Now, $\tan B=-\frac{7}{24}$
$\Rightarrow \frac{2 \tan \frac{B}{2}}{1-\tan ^{2} \frac{B}{2}}=-\frac{7}{24}$
$\Rightarrow 7 \tan ^{2} \frac{B}{2}-48 \tan \frac{B}{2}-7=0$
$\Rightarrow \left(7 \tan \frac{B}{2}+1\right)\left(\tan \frac{B}{2}-7\right)=0$
$\Rightarrow \tan \frac{B}{2}=-\frac{1}{7}$
$\left[\because \frac{B}{2} \in \text { IInd quadrant }\right]$
$\because \tan \left(A+\frac{B}{2}\right)=\frac{\tan A+\tan \frac{B}{2}}{1-\tan A \tan \frac{B}{2}}$
$=\frac{\frac{11}{60}-\frac{1}{7}}{1+\frac{11}{420}}$
[$\because \cos A=-\frac{60}{6]}$ and $A \in IIIrd$ Quadrant $\therefore \tan A=\frac{11}{60}$]

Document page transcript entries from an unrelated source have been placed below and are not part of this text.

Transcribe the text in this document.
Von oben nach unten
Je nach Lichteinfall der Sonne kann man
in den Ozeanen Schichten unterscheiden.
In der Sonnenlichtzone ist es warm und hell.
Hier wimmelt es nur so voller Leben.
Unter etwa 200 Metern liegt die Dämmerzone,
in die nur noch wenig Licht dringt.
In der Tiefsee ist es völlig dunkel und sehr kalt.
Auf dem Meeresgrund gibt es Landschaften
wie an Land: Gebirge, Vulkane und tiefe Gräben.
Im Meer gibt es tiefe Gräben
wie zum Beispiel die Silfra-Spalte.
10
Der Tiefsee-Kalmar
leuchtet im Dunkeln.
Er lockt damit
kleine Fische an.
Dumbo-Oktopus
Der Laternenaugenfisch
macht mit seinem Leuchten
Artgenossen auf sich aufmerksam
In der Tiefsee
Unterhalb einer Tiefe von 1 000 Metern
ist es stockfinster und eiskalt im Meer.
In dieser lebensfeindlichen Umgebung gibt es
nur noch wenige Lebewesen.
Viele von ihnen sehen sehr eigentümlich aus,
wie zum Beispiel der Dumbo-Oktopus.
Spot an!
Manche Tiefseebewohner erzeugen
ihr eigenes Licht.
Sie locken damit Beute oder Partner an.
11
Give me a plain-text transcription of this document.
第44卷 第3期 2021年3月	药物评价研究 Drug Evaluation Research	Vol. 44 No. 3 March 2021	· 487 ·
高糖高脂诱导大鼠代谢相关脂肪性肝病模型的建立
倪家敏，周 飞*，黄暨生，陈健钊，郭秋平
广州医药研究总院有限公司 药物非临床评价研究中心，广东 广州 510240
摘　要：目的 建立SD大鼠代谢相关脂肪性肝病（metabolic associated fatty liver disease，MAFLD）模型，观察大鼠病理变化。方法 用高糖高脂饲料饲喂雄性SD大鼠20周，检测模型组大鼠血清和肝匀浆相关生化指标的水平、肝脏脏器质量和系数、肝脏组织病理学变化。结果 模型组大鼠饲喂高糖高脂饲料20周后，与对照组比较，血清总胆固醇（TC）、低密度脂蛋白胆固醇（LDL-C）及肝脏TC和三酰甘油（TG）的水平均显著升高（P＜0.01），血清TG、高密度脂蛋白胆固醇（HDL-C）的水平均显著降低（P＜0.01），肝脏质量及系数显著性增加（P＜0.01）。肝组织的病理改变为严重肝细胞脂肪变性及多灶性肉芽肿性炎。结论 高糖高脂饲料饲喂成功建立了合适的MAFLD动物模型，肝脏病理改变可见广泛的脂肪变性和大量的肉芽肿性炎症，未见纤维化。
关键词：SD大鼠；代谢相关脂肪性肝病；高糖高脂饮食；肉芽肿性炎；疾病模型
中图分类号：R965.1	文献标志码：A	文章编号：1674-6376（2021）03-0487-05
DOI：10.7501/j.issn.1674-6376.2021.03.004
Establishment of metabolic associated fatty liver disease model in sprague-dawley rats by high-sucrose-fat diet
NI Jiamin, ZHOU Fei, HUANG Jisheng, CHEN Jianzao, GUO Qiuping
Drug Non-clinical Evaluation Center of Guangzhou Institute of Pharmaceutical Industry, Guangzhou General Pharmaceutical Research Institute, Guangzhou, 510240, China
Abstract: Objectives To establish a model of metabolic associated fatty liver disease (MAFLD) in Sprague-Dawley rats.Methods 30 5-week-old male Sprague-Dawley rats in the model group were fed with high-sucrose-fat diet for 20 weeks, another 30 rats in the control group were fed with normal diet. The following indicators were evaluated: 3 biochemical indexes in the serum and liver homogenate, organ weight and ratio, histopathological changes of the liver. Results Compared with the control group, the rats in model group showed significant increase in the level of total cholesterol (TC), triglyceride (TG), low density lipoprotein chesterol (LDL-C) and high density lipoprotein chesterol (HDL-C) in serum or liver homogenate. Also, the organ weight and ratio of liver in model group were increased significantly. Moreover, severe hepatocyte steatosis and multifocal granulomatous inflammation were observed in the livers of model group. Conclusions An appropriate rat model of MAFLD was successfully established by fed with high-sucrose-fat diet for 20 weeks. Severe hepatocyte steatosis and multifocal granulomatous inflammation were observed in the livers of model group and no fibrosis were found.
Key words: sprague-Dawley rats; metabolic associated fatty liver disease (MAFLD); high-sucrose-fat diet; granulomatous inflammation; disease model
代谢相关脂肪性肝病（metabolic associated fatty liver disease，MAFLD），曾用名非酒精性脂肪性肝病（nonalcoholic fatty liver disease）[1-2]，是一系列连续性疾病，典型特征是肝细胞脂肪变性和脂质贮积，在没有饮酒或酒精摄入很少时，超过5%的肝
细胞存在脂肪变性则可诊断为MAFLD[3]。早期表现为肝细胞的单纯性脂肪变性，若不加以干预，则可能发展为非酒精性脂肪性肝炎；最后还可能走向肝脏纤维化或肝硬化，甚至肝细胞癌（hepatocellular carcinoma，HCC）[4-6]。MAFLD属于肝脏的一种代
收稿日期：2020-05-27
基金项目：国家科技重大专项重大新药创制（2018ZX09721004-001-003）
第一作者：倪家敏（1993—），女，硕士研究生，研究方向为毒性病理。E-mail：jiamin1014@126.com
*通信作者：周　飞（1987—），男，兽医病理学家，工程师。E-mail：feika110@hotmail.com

$=\frac{77-60}{420+11}=\frac{17}{431}$
$\because A \in$ IIIrd quadrant and $\frac{B}{2} \in\left(\frac{3 \pi}{4}, \pi\right)$
and $\tan \left(A+\frac{B}{2}\right)$ is positive.
$\therefore \left(A+\frac{B}{2}\right) \in$ Ist quadrant.